Langkah 1 – Siapkan Material
Langkah pertama yang diambil peneliti adalah memproses material melalui proses foto-kimia. Proses ini membantu untuk menurunkan spesies inhibitor dalam material, membuatnya lebih dapat dibentuk oleh laser yang digunakan untuk proses pembentukan dan pengeringan. Dengan demikian, langkah tambahan ini memungkinkan peneliti untuk menghilangkan penggunaan laser femtosecond ganda.
Laser Rendah Biaya
Proses baru ini memungkinkan peneliti untuk menggunakan opsi yang lebih murah untuk interaksi laser pertama. Tim menghilangkan unit femtosecond dan menggantinya dengan opsi cahaya tampak yang bekerja sama dengan perangkat berdaya tinggi. Laser rendah biaya ini disetel untuk melengkapi laser femtosecond tanpa menambahkan interferensi.
Laser Femtosecond
Laser femtosecond yang dipilih untuk pengujian adalah laser serat pulsa nanosecond (ns) 532 nm dari MPB Communications Inc. Perangkat ini menyediakan penyetelan yang tinggi, yang memungkinkan tim untuk mencoba laju pengulangan yang berbeda. Tim akhirnya menetapkan laju pengulangan 80 MHz dengan lebar pulsa 1,2 ns.
Cermin Dua-Laser
Pulsa lebih lanjut dikonsentrasi melalui lensa imersi minyak 100X NA = 1,49 dari Nikon. Pendekatan ini mengintegrasikan cermin ultrafast yang sangat dispersif dari Edmund Optics sebagai cara untuk memulai prekompensasi dispersi. Selain itu, laser helium-neon (HeNe) digunakan untuk memastikan akurasi. Secara khusus, balok ini memastikan jalur laser dapat diulang.

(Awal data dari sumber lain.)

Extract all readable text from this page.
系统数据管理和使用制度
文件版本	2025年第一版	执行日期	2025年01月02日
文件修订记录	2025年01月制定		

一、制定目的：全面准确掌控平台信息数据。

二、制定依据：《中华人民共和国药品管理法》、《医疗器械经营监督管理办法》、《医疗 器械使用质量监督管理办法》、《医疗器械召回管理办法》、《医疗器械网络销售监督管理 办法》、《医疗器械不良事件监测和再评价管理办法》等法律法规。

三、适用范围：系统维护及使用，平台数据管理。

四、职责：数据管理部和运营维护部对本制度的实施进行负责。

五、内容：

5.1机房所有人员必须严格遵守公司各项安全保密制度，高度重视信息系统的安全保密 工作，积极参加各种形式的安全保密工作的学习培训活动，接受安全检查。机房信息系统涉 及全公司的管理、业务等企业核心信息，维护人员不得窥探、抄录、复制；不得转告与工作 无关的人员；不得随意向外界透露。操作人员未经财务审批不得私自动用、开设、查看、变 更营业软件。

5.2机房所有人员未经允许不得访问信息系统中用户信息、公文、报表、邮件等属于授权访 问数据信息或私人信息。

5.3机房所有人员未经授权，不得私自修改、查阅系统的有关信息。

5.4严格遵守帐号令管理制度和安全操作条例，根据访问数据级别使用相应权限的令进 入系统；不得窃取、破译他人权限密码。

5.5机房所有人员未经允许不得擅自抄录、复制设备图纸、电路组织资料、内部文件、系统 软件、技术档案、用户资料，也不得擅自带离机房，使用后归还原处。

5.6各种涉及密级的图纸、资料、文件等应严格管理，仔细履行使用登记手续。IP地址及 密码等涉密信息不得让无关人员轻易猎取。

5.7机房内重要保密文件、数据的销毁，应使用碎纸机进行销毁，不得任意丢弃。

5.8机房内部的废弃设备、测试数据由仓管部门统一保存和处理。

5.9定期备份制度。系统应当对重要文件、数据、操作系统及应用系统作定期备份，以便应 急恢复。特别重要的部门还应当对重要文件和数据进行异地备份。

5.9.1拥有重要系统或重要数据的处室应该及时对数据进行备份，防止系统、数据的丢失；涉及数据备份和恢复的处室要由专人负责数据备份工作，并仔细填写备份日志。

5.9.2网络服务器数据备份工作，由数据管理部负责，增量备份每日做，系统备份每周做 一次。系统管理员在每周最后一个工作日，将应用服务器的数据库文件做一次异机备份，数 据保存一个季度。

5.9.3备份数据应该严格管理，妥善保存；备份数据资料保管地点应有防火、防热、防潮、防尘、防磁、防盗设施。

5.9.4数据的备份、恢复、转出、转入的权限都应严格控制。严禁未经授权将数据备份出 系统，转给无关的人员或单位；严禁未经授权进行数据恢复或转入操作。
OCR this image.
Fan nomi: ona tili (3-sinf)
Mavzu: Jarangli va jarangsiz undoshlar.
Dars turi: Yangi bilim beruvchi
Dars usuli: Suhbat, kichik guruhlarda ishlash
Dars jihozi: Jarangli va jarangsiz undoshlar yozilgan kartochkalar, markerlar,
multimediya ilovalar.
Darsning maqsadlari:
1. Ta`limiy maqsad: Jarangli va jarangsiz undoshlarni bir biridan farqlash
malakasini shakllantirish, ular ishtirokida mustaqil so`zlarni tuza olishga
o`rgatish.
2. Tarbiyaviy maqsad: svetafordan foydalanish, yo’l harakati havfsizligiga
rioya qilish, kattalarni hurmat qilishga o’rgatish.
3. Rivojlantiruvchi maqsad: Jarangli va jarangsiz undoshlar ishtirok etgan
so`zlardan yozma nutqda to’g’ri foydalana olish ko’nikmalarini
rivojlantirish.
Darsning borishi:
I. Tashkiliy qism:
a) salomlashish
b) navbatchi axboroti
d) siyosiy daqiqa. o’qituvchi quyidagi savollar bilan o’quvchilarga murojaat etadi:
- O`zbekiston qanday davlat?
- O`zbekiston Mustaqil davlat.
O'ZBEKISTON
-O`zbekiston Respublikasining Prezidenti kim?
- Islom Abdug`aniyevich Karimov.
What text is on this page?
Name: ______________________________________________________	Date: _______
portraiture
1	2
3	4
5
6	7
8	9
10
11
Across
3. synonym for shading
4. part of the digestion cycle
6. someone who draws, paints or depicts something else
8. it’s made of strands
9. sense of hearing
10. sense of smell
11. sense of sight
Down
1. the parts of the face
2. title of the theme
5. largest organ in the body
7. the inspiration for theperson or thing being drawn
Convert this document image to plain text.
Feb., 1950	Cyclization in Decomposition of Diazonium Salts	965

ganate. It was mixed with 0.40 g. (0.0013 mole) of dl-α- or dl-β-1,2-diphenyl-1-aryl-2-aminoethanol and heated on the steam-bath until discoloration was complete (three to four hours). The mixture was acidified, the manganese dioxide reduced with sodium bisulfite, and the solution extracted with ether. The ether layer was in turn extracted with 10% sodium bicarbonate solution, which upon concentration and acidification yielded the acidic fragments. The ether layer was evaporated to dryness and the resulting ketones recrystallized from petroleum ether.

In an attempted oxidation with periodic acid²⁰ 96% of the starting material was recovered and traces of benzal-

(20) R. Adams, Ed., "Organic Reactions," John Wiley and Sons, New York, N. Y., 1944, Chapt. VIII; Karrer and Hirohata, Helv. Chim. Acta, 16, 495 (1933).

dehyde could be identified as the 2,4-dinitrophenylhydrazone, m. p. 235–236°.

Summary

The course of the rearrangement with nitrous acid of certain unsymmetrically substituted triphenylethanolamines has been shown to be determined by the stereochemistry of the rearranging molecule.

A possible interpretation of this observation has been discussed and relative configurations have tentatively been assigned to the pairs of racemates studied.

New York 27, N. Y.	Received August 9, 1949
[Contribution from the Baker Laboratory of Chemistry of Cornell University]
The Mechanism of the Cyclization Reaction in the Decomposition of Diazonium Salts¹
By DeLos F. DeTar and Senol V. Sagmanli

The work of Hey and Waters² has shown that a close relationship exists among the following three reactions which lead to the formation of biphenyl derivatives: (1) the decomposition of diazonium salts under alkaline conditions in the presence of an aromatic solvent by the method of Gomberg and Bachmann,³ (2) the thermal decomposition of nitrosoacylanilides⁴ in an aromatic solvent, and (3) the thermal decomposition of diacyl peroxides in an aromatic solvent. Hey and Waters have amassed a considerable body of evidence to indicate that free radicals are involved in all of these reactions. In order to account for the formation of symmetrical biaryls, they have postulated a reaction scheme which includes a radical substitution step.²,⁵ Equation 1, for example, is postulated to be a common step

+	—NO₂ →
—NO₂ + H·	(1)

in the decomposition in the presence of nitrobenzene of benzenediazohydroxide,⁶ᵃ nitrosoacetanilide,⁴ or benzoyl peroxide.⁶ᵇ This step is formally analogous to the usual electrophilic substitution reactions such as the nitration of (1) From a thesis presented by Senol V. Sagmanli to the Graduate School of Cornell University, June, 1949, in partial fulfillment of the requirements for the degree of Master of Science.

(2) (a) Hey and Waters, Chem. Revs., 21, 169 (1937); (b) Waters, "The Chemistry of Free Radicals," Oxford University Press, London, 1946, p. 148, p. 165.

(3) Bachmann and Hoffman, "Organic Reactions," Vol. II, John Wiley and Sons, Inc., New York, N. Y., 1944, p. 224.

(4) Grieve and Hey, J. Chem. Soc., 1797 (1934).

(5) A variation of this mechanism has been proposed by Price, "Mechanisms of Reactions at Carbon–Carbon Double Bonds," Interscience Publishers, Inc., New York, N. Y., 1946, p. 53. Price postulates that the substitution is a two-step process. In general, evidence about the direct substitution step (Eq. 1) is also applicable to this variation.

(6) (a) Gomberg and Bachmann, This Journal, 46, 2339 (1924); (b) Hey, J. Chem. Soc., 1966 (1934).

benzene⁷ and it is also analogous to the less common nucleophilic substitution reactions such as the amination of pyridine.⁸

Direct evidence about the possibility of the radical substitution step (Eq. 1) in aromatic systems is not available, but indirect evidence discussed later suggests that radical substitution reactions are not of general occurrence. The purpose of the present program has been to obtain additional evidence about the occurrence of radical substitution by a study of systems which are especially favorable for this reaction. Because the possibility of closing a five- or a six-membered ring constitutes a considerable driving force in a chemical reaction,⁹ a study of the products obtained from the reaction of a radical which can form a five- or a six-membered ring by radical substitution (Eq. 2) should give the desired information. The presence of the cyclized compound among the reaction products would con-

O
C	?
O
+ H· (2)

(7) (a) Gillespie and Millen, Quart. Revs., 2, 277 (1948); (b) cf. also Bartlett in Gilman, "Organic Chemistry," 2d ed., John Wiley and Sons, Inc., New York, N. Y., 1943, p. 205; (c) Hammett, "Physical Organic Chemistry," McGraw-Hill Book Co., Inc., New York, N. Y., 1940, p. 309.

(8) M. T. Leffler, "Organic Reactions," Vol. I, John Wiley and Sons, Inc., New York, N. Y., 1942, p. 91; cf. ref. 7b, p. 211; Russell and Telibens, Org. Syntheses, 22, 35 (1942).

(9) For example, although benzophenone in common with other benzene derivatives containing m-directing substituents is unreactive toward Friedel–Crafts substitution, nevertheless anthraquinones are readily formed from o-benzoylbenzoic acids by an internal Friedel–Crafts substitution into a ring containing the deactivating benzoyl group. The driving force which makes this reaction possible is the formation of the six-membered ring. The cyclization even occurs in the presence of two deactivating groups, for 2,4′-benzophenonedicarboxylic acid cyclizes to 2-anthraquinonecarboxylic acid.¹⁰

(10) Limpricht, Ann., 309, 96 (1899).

Keseimbangan dengan Dua-Laser
Presisi yang diperlukan untuk menciptakan proses manufaktur baru ini memerlukan insinyur untuk menciptakan model matematika baru. Model ini memungkinkan untuk memetakan reaksi fotopolimerisasi di seluruh negara bagian. Di masa lalu, model terpisah digunakan untuk menghitung keadaan terangsang dan kinetika polimerisasi laser yang berikutnya.
Model yang diperbarui ini memungkinkan peneliti untuk mengukur secara akurat efek gabungan dari proses eksitasi dua-foton dan satu-foton secara real-time. Kemampuan ini memungkinkan tim untuk menentukan kebutuhan konsumsi daya terendah untuk laser femtosecond untuk menyelesaikan tugasnya tanpa kehilangan kinerja.
Pengujian Dua-Laser
Peneliti kemudian bekerja untuk menguji ciptaan mereka pada beberapa desain. Struktur 2D dan 3D yang beragam ini dipilih karena kompleksitas dan ukurannya. Tim ingin memastikan bahwa perangkat mereka dapat dibuat pada skala mikro. Dengan demikian, item pertama yang mereka cetak adalah tumpukan kayu yang terperinci yang berukuran 25 × 25 × 10 μm.